For USD, I simply bought them in money-changers. For the Peruvian Soles (S/.) and Bolivianos (BOB), I did a mix of ATM withdrawals and dollar exchanges. It will be better if you can correctly estimate the amount of solesand bolivianos that you need, so that won’t need to spend leftovers. Also, BOBs cannot be changed in the US and PH. I was able to exchange my remaining soles in LAX. Coins are not accepted. Avoid them or spend them.
Call up your bank and inform them that you will use your card overseas. Especially if you plan to do some (major) shopping in the US. Make sure to include stopover airports.
I borrowed the tablet of my sister so that I can read Ebooks (now I want a tablet for myself). As nice as books are, it is difficult to carry them around when you travel.
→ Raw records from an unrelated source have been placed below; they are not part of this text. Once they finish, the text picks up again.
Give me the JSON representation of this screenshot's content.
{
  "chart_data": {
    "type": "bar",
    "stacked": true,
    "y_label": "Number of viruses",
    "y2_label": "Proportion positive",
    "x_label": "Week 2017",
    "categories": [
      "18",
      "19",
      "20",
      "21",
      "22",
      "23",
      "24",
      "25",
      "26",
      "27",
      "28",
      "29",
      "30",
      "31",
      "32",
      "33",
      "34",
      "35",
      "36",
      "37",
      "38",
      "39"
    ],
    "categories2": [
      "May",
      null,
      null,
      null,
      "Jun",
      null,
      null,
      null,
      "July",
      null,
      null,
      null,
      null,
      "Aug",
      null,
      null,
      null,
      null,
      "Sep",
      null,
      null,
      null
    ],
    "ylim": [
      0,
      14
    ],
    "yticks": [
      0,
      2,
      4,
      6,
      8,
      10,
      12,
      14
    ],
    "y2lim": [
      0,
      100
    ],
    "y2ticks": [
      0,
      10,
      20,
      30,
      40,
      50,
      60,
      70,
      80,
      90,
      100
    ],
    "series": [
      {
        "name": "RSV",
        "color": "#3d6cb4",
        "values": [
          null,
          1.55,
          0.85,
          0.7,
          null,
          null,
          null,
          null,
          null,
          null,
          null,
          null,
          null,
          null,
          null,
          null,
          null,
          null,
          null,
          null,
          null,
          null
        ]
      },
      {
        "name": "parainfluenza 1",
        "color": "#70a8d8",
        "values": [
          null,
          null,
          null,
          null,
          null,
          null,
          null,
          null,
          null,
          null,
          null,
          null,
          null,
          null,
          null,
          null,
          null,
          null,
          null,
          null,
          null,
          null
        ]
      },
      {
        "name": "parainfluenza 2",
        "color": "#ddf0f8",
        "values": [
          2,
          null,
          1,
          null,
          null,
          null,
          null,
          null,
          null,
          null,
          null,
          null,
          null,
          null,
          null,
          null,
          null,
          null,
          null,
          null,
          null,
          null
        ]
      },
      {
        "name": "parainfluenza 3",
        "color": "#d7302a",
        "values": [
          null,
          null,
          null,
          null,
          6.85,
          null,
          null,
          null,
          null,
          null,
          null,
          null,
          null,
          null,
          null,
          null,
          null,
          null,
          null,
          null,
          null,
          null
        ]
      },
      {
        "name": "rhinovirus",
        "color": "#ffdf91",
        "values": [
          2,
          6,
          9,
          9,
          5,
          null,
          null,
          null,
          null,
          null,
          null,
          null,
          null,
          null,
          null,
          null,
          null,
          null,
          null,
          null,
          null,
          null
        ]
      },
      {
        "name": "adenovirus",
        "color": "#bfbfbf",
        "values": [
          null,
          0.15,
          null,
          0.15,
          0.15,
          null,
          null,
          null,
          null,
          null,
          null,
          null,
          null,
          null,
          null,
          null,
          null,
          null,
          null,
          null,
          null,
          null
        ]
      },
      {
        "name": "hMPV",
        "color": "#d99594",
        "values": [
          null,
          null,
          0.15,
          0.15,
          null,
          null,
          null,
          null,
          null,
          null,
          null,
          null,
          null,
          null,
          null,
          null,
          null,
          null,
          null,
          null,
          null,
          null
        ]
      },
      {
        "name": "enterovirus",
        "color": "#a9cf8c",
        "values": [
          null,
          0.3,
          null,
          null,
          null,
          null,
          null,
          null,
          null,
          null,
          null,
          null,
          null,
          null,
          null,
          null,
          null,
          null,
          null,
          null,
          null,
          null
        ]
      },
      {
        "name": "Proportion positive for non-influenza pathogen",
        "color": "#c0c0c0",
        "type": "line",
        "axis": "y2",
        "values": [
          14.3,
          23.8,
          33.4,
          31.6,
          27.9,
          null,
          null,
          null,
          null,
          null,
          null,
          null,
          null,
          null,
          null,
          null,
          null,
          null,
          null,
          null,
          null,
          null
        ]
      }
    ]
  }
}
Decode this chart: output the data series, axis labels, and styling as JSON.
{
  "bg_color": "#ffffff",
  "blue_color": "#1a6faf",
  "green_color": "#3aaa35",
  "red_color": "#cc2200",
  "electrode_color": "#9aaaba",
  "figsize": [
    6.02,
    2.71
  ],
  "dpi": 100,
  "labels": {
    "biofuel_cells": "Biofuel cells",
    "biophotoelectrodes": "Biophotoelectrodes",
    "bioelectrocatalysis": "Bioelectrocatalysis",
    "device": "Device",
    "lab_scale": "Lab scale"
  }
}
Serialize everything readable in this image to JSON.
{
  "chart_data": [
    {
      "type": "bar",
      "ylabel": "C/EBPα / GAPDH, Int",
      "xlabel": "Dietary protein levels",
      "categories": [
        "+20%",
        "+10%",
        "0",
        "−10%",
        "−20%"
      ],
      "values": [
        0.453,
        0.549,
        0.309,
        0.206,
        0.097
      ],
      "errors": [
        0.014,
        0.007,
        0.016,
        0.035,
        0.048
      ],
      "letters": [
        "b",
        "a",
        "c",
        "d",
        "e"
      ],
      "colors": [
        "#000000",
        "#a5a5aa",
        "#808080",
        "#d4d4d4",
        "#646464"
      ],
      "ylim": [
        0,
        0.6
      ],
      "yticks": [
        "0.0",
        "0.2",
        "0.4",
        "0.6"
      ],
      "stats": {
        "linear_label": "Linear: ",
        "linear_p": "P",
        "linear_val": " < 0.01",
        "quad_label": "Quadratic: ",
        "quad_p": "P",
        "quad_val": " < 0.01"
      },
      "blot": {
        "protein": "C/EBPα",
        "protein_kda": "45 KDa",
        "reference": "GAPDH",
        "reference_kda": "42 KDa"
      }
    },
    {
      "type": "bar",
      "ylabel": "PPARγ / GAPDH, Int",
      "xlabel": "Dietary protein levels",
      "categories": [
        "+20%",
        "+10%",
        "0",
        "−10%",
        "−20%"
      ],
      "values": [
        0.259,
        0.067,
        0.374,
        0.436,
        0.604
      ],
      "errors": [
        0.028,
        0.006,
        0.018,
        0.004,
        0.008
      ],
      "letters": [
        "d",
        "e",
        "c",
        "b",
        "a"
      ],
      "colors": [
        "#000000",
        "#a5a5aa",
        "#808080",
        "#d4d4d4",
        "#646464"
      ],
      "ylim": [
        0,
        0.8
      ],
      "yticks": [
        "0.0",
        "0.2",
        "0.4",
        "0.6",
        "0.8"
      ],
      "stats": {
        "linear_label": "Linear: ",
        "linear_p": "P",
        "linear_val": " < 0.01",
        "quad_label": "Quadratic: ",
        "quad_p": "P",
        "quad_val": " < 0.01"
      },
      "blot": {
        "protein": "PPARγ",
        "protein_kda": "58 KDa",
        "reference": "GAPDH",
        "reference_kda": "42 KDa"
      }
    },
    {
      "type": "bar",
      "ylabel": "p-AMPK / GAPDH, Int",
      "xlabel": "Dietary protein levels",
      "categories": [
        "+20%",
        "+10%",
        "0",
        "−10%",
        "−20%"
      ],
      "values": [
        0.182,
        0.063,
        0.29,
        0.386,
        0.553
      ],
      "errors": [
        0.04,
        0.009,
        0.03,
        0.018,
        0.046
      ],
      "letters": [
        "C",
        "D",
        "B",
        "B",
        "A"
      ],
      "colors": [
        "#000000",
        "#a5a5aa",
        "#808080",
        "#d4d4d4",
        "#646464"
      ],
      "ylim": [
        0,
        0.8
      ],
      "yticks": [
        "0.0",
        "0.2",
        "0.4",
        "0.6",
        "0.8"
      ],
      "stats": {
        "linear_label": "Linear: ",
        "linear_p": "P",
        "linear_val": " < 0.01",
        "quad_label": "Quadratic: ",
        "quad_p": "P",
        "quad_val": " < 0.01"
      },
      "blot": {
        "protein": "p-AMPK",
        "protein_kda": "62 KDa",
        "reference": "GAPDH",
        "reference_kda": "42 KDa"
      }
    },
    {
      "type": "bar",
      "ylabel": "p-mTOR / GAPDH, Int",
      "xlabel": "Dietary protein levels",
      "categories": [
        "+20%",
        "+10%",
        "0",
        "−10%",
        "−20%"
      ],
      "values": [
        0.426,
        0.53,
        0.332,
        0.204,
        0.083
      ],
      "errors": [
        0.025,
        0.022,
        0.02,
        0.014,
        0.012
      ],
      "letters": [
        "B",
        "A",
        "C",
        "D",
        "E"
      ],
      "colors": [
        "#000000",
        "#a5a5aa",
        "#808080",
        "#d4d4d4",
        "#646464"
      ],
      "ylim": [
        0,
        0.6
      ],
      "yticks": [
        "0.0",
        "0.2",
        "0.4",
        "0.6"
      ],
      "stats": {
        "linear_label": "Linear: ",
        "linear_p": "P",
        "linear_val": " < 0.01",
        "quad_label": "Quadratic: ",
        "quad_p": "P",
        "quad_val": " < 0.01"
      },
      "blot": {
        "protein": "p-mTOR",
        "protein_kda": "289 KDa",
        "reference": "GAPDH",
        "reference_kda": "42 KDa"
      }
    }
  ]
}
Considering that I had long flights and travel times for this trip, I knew I would be reading a lot of E-books (I was able to finish 3 and started with another one).
|This windbreaker because part of my standard outfit.|
Still with me is my handy Canon Powershot S95 who takes almost-SLR-like photos. It withstood the shifting temperatures across countries, day and night. As a good measure, I bought a spare battery - an original Canon battery (NB6LH) for Php 2,650 at the Canon store. It was worth it. Despite taking loads of photos during the day, the battery lasted for FIVE days. I also did not need to charge it when I was in the Salt Flats tour in Bolivia.